Daily scrums included presentations from Dr. Meneghini (General Atomics) on “How to use the Integrated Modelling & Analysis Suite (IMAS) in Julia”, Dr. Lyons (General Atomics) on “Best Practices and Speed Optimization in Julia”, and Prof. Park on “Next steps: Physics extension priorities”. Getting down into the code, Columbia students Matthew Pharr and Rithik Banerjee led a team to reproduce the capabilities of Dr. Chance’s fortran Vacuum code in Julia, students Jake Halpern and Meg Fairborn worked on the fundamental Euler-Lagrange integration scheme to calculate stability by reproducing the Direct Criterion of Newcomb (DCON) while students Danial Burgess and Evan Bursch concentrated on establishing the initial axisymmetric equilibrium representations about which 3D MHD perturbations are assessed.
The code produced by these team efforts lays the foundation for modeling the MHD stability and response to 3D fields of modern day tokamaks as well as future reactors. The event served to efficiently establish a broad developer base for the new premier 3D MHD modeling suite, connecting university students and private industry researchers in what we are sure will prove to be lasting and productive collaborations.

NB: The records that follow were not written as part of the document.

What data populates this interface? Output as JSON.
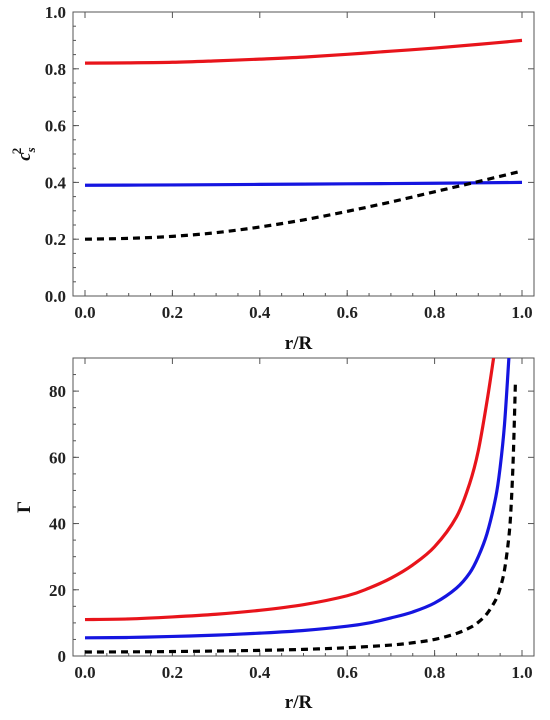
{
  "chart_data": [
    {
      "type": "line",
      "title": "",
      "xlabel": "r/R",
      "ylabel_base": "c",
      "ylabel_sub": "s",
      "ylabel_sup": "2",
      "xlim": [
        0,
        1
      ],
      "ylim": [
        0,
        1
      ],
      "xticks": [
        0.0,
        0.2,
        0.4,
        0.6,
        0.8,
        1.0
      ],
      "yticks": [
        0.0,
        0.2,
        0.4,
        0.6,
        0.8,
        1.0
      ],
      "xtick_labels": [
        "0.0",
        "0.2",
        "0.4",
        "0.6",
        "0.8",
        "1.0"
      ],
      "ytick_labels": [
        "0.0",
        "0.2",
        "0.4",
        "0.6",
        "0.8",
        "1.0"
      ],
      "grid": false,
      "series": [
        {
          "color": "#e8141b",
          "dash": "solid",
          "x": [
            0,
            0.1,
            0.2,
            0.3,
            0.4,
            0.5,
            0.6,
            0.7,
            0.8,
            0.9,
            1.0
          ],
          "y": [
            0.82,
            0.821,
            0.823,
            0.828,
            0.834,
            0.841,
            0.851,
            0.862,
            0.873,
            0.886,
            0.9
          ]
        },
        {
          "color": "#1515e0",
          "dash": "solid",
          "x": [
            0,
            0.2,
            0.4,
            0.6,
            0.8,
            1.0
          ],
          "y": [
            0.39,
            0.391,
            0.393,
            0.395,
            0.397,
            0.4
          ]
        },
        {
          "color": "#000000",
          "dash": "dashed",
          "x": [
            0,
            0.1,
            0.2,
            0.3,
            0.4,
            0.5,
            0.6,
            0.7,
            0.8,
            0.9,
            1.0
          ],
          "y": [
            0.2,
            0.203,
            0.21,
            0.223,
            0.243,
            0.268,
            0.298,
            0.331,
            0.367,
            0.403,
            0.44
          ]
        }
      ]
    },
    {
      "type": "line",
      "title": "",
      "xlabel": "r/R",
      "ylabel": "Γ",
      "xlim": [
        0,
        1
      ],
      "ylim": [
        0,
        90
      ],
      "xticks": [
        0.0,
        0.2,
        0.4,
        0.6,
        0.8,
        1.0
      ],
      "yticks": [
        0,
        20,
        40,
        60,
        80
      ],
      "xtick_labels": [
        "0.0",
        "0.2",
        "0.4",
        "0.6",
        "0.8",
        "1.0"
      ],
      "ytick_labels": [
        "0",
        "20",
        "40",
        "60",
        "80"
      ],
      "grid": false,
      "series": [
        {
          "color": "#e8141b",
          "dash": "solid",
          "x": [
            0,
            0.1,
            0.2,
            0.3,
            0.4,
            0.5,
            0.6,
            0.65,
            0.7,
            0.75,
            0.8,
            0.85,
            0.88,
            0.9,
            0.92,
            0.935
          ],
          "y": [
            11,
            11.2,
            11.8,
            12.6,
            13.8,
            15.5,
            18.2,
            20.5,
            23.5,
            27.5,
            33,
            42,
            52,
            62,
            77,
            90
          ]
        },
        {
          "color": "#1515e0",
          "dash": "solid",
          "x": [
            0,
            0.1,
            0.2,
            0.3,
            0.4,
            0.5,
            0.6,
            0.65,
            0.7,
            0.75,
            0.8,
            0.85,
            0.88,
            0.9,
            0.92,
            0.94,
            0.95,
            0.96,
            0.97
          ],
          "y": [
            5.5,
            5.6,
            5.9,
            6.3,
            6.9,
            7.7,
            9.0,
            10.0,
            11.5,
            13.3,
            16.0,
            20.5,
            25,
            30,
            37,
            48,
            57,
            70,
            90
          ]
        },
        {
          "color": "#000000",
          "dash": "dashed",
          "x": [
            0,
            0.1,
            0.2,
            0.3,
            0.4,
            0.5,
            0.6,
            0.7,
            0.75,
            0.8,
            0.85,
            0.88,
            0.9,
            0.92,
            0.94,
            0.95,
            0.96,
            0.97,
            0.975,
            0.98,
            0.985
          ],
          "y": [
            1.2,
            1.25,
            1.35,
            1.5,
            1.7,
            2.0,
            2.5,
            3.3,
            4.0,
            5.0,
            6.8,
            8.5,
            10.2,
            12.8,
            17,
            20.5,
            26,
            36,
            45,
            60,
            83
          ]
        }
      ]
    }
  ]
}
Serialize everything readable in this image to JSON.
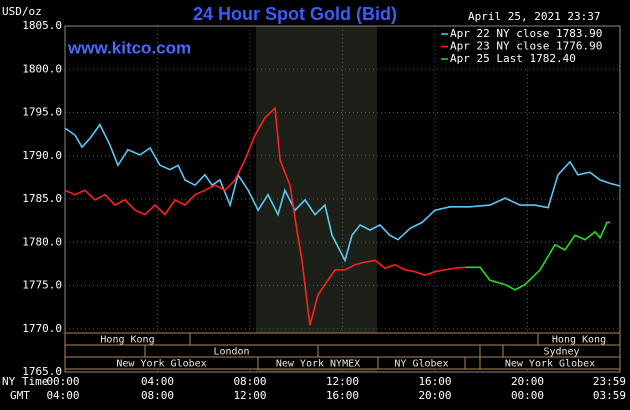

Columbia graduate student Mathew Pharr, SNU Graduate student Jaebeom Cho and Columbia undergraduate Rithik Banerjee, from left to right, discuss optimization of the new Julia code structure before diving into the coding.

Seoul National University professor Jong-Kyu Park presents his vision of the most promising next physics extensions for the generalized perturbed equilibrium code.

Students and private fusion industry researchers worked together to optimize the new physics modeling architecture, sharing Julia and physics expertise live while actively writing the code during this concentrated effort in the Hackathon.